When (if?) the 'sizzle' dies down - and MS Search isn't powered by press releases - and its a 'real' product - then we can decide whether its any good. And that might be next year - or the year after - or never.
Meantime - I won't change my default Search Engine just yet.....
| 12:06 am on Mar 31, 2004 (gmt 0)|
good points. I think MS has set search as a main goal now. Not sure why it's so important to them now. Google doesnt threaten their market share. I think this is part of MS master plan to control media.
| 12:23 am on Mar 31, 2004 (gmt 0)|
I will repeat all those examples were in the very begining of the Internet when very few people knew what the Internet was. It is not proof of your point. MS has had search as the default home page for quite a while now. They can't even beat yahoo. MS has never had to go head to head with a number one company that was already offering a free service.
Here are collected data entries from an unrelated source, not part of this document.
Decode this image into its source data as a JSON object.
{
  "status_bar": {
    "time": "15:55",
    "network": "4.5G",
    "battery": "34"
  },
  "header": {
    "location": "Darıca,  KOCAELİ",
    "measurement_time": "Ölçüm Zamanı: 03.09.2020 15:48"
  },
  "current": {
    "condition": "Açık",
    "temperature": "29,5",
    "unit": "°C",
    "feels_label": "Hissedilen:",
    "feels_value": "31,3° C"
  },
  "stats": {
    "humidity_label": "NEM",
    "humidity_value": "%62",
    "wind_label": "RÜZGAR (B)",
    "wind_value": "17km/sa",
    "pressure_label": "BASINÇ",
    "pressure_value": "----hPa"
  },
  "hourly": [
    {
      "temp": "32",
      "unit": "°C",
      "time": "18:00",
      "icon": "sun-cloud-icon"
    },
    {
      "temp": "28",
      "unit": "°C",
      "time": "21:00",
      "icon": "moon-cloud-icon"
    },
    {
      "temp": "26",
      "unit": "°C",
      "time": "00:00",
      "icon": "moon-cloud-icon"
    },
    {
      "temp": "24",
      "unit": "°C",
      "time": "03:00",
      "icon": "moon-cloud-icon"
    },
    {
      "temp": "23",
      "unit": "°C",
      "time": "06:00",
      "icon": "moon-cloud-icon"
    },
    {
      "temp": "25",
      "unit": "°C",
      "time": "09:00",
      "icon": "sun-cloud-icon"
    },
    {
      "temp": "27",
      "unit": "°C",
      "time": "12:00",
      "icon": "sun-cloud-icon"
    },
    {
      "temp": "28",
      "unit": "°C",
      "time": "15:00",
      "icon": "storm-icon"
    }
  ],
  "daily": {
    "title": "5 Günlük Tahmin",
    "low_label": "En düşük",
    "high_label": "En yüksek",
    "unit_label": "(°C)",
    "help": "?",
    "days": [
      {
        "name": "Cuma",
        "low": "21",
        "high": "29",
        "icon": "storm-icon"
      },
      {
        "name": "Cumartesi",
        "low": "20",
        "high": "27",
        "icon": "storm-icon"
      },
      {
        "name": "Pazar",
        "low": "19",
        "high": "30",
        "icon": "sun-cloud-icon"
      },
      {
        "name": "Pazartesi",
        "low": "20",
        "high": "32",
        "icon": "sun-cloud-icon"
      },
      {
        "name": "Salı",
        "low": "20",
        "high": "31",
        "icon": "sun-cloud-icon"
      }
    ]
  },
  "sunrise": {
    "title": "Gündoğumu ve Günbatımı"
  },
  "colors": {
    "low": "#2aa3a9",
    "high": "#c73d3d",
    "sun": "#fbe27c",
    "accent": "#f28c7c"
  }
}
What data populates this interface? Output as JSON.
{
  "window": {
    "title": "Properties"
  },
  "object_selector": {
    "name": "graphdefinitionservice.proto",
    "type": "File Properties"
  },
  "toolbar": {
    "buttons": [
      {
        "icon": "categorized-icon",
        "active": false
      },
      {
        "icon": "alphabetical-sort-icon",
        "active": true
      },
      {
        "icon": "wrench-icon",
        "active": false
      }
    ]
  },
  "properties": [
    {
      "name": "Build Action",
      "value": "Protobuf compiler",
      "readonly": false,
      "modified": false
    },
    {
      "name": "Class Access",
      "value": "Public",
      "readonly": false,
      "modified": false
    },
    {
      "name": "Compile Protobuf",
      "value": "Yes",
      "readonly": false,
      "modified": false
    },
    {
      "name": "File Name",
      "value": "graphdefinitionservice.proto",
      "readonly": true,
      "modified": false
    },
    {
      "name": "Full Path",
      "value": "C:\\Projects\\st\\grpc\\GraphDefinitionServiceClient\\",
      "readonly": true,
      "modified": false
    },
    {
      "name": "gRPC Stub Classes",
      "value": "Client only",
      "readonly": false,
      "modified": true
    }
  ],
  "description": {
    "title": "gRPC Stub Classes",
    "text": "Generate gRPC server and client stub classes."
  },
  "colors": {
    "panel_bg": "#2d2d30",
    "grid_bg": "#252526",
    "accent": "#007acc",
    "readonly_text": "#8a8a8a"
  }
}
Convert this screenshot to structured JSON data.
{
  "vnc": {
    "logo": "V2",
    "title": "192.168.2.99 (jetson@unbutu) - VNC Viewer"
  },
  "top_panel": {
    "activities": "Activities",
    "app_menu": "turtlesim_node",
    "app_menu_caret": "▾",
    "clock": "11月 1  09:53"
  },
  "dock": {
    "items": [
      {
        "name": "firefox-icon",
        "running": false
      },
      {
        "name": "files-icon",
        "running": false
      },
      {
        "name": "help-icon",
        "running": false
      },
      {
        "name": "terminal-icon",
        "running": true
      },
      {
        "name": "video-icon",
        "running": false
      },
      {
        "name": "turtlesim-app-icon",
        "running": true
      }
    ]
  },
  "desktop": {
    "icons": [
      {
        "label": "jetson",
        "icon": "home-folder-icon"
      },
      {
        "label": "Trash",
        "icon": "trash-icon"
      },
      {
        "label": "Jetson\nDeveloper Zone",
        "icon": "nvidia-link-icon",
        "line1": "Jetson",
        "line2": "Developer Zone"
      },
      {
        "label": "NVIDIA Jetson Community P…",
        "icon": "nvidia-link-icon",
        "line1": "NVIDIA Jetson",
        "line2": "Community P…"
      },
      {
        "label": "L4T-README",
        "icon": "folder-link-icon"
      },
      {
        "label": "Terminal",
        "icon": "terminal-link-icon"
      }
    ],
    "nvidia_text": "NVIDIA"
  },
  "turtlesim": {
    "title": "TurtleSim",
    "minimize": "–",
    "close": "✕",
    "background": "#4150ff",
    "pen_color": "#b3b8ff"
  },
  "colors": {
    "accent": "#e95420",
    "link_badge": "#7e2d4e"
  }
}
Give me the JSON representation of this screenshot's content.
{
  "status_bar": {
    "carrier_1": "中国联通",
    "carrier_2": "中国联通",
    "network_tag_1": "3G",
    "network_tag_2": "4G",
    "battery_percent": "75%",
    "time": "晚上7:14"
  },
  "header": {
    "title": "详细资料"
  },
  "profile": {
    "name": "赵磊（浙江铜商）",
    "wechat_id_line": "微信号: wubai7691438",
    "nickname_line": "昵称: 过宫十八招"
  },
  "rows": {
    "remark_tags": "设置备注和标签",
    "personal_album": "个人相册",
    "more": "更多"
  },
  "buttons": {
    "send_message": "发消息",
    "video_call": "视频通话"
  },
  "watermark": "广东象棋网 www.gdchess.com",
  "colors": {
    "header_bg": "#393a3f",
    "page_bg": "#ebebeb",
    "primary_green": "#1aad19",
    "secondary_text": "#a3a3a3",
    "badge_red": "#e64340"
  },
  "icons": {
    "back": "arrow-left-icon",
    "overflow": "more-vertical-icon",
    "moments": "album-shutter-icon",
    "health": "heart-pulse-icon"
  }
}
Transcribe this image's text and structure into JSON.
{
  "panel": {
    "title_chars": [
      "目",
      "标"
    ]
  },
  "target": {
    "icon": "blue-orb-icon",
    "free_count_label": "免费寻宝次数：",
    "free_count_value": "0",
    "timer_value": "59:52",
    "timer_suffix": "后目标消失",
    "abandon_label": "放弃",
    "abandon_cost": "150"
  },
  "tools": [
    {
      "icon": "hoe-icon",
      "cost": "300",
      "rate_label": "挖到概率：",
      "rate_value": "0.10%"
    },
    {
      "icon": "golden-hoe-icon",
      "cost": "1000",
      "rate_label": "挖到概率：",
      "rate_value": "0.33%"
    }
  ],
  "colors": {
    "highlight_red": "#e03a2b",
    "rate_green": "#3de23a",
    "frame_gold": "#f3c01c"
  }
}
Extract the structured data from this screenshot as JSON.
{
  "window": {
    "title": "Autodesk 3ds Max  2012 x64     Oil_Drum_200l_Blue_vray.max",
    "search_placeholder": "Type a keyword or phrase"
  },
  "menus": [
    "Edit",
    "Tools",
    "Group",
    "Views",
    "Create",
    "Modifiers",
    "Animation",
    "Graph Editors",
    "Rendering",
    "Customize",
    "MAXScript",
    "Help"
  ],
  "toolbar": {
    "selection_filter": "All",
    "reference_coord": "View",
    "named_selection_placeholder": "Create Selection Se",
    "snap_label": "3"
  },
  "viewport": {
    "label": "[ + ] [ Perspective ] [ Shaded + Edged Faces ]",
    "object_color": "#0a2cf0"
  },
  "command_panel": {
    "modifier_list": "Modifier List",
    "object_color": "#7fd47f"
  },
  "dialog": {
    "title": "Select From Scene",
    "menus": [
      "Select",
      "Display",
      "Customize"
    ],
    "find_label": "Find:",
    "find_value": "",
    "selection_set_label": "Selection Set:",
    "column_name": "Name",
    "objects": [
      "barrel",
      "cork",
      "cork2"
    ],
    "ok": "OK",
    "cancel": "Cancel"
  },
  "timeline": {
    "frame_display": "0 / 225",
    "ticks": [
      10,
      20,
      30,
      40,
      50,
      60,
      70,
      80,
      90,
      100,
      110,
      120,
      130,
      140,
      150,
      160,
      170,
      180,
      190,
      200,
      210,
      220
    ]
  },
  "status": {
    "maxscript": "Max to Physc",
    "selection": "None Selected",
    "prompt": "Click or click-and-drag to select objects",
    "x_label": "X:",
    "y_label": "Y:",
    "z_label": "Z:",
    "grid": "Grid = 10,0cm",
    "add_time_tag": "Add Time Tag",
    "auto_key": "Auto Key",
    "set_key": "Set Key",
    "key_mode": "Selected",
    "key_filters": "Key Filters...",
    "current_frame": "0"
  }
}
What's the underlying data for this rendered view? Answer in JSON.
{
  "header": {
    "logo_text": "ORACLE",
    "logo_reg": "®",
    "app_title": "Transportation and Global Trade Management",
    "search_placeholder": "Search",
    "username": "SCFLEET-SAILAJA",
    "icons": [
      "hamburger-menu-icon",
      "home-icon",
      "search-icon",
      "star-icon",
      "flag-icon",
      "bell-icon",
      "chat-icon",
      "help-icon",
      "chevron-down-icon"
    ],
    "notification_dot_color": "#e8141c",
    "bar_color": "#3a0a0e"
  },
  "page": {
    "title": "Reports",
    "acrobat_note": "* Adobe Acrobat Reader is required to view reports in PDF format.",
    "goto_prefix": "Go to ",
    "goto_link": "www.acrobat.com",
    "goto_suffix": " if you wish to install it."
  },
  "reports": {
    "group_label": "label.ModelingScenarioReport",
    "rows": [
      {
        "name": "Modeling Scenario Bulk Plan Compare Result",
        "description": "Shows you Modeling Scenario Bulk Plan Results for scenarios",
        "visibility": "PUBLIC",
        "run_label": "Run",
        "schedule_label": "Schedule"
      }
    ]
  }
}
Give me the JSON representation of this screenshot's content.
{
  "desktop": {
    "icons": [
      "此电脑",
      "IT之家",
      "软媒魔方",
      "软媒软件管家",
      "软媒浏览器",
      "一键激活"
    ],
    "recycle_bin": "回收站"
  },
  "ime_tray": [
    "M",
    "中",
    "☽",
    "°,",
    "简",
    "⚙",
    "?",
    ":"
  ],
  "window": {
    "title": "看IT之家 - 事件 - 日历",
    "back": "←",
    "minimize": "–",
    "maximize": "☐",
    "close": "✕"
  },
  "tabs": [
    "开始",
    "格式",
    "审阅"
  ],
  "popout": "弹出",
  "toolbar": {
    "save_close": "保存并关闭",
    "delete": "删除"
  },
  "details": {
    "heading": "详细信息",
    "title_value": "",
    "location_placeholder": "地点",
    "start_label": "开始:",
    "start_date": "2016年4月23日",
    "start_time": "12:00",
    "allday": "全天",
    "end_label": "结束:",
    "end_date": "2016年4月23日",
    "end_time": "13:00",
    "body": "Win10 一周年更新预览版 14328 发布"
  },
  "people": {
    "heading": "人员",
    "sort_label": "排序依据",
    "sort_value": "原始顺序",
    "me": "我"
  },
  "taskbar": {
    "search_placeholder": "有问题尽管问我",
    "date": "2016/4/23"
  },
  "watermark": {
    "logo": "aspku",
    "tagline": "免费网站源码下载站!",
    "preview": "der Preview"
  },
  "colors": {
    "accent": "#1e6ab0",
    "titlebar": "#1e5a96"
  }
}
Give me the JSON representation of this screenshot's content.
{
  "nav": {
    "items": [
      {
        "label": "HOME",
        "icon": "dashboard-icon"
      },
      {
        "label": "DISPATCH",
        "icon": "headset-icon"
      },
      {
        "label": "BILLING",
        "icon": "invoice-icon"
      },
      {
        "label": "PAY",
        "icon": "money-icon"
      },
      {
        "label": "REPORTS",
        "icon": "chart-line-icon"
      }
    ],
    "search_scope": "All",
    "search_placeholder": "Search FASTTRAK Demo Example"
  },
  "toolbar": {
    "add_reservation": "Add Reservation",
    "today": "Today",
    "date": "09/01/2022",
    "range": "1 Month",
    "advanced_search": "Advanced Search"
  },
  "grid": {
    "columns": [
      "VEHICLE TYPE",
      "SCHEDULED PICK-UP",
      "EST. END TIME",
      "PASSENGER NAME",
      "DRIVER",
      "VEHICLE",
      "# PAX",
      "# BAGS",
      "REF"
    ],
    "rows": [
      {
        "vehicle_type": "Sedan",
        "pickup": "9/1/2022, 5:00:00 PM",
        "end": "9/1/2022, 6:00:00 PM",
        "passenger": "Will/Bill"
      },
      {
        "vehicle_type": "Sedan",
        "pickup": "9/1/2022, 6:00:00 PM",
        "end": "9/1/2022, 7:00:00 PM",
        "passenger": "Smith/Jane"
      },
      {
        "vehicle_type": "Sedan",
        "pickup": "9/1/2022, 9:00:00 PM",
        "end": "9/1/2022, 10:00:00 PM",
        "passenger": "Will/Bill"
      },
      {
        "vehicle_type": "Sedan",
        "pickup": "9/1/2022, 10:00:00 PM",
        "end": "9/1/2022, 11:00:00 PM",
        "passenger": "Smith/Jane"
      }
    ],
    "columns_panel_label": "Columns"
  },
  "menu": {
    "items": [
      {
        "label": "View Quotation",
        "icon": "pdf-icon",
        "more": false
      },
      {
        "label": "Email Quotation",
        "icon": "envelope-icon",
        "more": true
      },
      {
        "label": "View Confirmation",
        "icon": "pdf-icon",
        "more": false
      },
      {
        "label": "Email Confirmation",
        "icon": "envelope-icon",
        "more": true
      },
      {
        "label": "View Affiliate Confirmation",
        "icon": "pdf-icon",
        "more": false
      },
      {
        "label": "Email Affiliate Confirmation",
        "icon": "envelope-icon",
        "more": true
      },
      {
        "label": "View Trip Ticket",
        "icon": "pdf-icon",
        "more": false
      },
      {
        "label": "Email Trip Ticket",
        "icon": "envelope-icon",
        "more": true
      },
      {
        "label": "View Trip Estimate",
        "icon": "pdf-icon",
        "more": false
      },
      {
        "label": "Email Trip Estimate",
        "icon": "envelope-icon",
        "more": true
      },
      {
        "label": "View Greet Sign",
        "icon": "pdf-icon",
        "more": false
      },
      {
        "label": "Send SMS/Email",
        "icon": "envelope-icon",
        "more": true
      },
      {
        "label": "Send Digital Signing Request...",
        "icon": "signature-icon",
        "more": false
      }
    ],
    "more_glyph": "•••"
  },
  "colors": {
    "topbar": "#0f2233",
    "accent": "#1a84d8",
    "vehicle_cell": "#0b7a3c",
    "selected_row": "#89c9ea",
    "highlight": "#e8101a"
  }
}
| 4:33 am on Mar 31, 2004 (gmt 0)|
Well, MS is in a tight spot...I mean...how can they build their own search server network if they have to rely on WinX servers? What if it gets out that they are using a huge linux cluster?...What I'm getting at is...the only way they can compete is to cache...and they must have spent the last 5 years figuring out how to beowulf their NT servers...load balancing...yeah right. No wonder they just bought a license agreement from SCO....
| 5:34 am on Mar 31, 2004 (gmt 0)|
>MS has never had to go head to head with a number one company that was already offering a free service.